JsonWebToken version 9.0.0 contains the following fix:

The vulnerable code was removed and replaced with checks for the type of secretOrPublickey parameter, which prevents secretOrPublicKey from containing malicious objects.

Disclosure Process

• July 13, 2022 – Unit 42 researchers sent a disclosure to the Auth0 team under responsible disclosure procedures
• July 27, 2022 – Auth0 team updated that the issue was under review
• Aug. 23, 2022 – Unit 42 researchers sent an update request
• Aug. 24, 2022 – Auth0 team updated that the engineering team was working on the resolution
• Dec. 21, 2022 – A patch was provided by the Auth0 engineering team

Open source projects are commonly used as the backbone of many services and platforms today. This is also true for the implementation of sensitive security mechanisms such as JWTs, which play a huge role in authentication and authorization processes.

Security awareness is crucial when using open source software. Reviewing commonly used security open source implementations is necessary for maintaining their dependability, and it's something the open source community can take part in.

As part of the commitment of Palo Alto Networks to open source software security, we regularly conduct security research efforts that include identifying security vulnerabilities in open source projects.

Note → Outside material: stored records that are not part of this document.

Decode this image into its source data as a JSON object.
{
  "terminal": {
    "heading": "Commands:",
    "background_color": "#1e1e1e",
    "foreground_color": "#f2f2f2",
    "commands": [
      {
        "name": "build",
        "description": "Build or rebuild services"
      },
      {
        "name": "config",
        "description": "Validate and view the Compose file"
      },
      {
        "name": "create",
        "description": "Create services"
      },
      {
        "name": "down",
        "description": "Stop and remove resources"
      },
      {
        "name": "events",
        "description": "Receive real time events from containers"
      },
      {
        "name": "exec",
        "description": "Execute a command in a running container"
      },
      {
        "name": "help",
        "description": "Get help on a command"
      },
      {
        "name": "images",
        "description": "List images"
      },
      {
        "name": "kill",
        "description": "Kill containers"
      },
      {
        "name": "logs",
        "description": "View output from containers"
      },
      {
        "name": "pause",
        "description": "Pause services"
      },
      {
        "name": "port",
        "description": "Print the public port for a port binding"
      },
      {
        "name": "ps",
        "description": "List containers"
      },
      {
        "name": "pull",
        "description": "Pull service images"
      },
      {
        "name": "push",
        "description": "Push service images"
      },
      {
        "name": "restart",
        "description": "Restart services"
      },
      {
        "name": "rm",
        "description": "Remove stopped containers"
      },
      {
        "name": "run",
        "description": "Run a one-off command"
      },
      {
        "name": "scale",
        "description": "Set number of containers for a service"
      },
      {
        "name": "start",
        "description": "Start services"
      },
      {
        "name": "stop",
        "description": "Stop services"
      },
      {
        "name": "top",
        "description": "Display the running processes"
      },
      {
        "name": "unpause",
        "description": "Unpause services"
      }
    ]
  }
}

Palo Alto Networks Prisma Cloud customers can detect affected images and hosts under the Vulnerabilities tab. The platform detects JsonWebToken packages and alerts on entities running with a vulnerable version. In addition, our users can search for CVE-2022-23529 in the Vulnerability Explorer section to discover more details about the vulnerability and assets affected by it.

We would like to thank the Auth0 team for professionally handling the disclosure process and providing a patch for the reported vulnerability.